28/08/2026
El Espíritu del Tabaco
Cuentan los abuelos que, mucho antes del tiempo del tiempo, cuando el cielo aún no conocía la tierra y las estrellas susurraban secretos al oído de la oscuridad, una chispa de luz cayó desde la constelación del Jaguar. Esa chispa, viajera del Gran Misterio, descendió como canto y perfume, y al tocar el vientre fértil de Pachamama, brotó la primera planta de Tabaco.
Dicen que fue sembrada por los abuelos estelares para que los hombres y mujeres pudieran recordar el camino de regreso al espíritu. Que sus raíces se hunden hasta el corazón de la Tierra, y sus hojas susurran oraciones al cielo. Que su flor fue el primer rezo que la humanidad pudo ofrecer con conciencia. Desde entonces, el tabaco ha sido guardián de la palabra, ofrenda de humo que sube como puente entre mundos.

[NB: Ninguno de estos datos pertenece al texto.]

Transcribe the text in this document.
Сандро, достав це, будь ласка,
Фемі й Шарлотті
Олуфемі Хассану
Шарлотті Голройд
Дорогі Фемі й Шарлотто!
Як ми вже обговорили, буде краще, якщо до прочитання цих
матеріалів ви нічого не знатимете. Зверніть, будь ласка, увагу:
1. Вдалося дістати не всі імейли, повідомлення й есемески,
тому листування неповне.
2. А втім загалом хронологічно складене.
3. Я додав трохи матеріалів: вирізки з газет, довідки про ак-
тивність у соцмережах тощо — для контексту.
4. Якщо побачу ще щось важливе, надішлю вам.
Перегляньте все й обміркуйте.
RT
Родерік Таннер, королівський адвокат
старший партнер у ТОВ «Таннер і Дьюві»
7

El tabaco es un espíritu, un ser medicina de las estrellas manifestado en Pachamama en forma de planta, que asiste y acompaña a la humanidad toda en su evolución desde el origen de los tiempos.
La planta de Tabaco es una planta Maestra, una planta de Poder, una planta Medicinal.
Se dice que ella es la Madre de todas las Plantas, quien abre las puertas a los espíritus de las otras plantas.
La planta de Tabaco tiene el propósito de guiar el espíritu de los hombres, en ella se encuentra un espíritu poderoso capaz de recibir las energías cósmicas y materializarlas en la tierra.
El tabaco se usa desde hace miles de años para comunicarse con el mundo superior, con los espíritus que gobiernan los cuatro elementos que lo conforman todo: el agua, el fuego, el aire y la tierra. Se usa para pedir, para agradecer, para ofrendar. Se usa para Rezar. Es quien nos conecta con el Gran Espíritu, con el Gran Misterio Wakantanka.
Quien tiene a esta planta como aliada puede procesar las energías densas que nos imposibilitan ese contacto, esa conexión. Es un Conector y un Limpiador al mismo tiempo. Ayuda a que los espíritus sagrados de la naturaleza ingresen en nuestro cuerpo físico para así ser sanados, limpiados, purificados.
El tabaco es un protector, tiene la función de cuidar al espíritu en su llegada y en su partida. El tabaco ordena los momentos en una ceremonia y en nuestra vida sagrada en pachamama. Abre y cierra puertas entre los mundos, nos ayuda a entrar y salir, a ajustar la percepción y la atención en momentos de transición.
El fumar sagrado es fumar conscientes, atentos, despiertos, en nuestro centro, dispuestos a ir más allá de nuestra mente y nuestro corazón. Es reconocer la necesidad de agradecer, de pedir ayuda, de recibir sabio consejo de los abuelos. Es disponerse a reparar, ordenar y armonizar todas nuestras relaciones, para que todo en nuestra vida pueda alcanzar su propósito más elevado.
El tabaco se vuelve sagrado cuando así decidimos relacionarnos con él, cuando nos permitimos reconocernos como sagrados, al igual que todo lo que convive con nosotros. Tabaco sagrado es el que sembramos, cuidamos y cosechamos, el que nos llega de manos del Gran Misterio cuando más lo necesitamos, el que nos acompaña en el morral y con su espíritu a todas partes, el que amasamos con esmero, el que compartimos con nuestra familia. Es el tabaco que despierta y libera nuestro espíritu.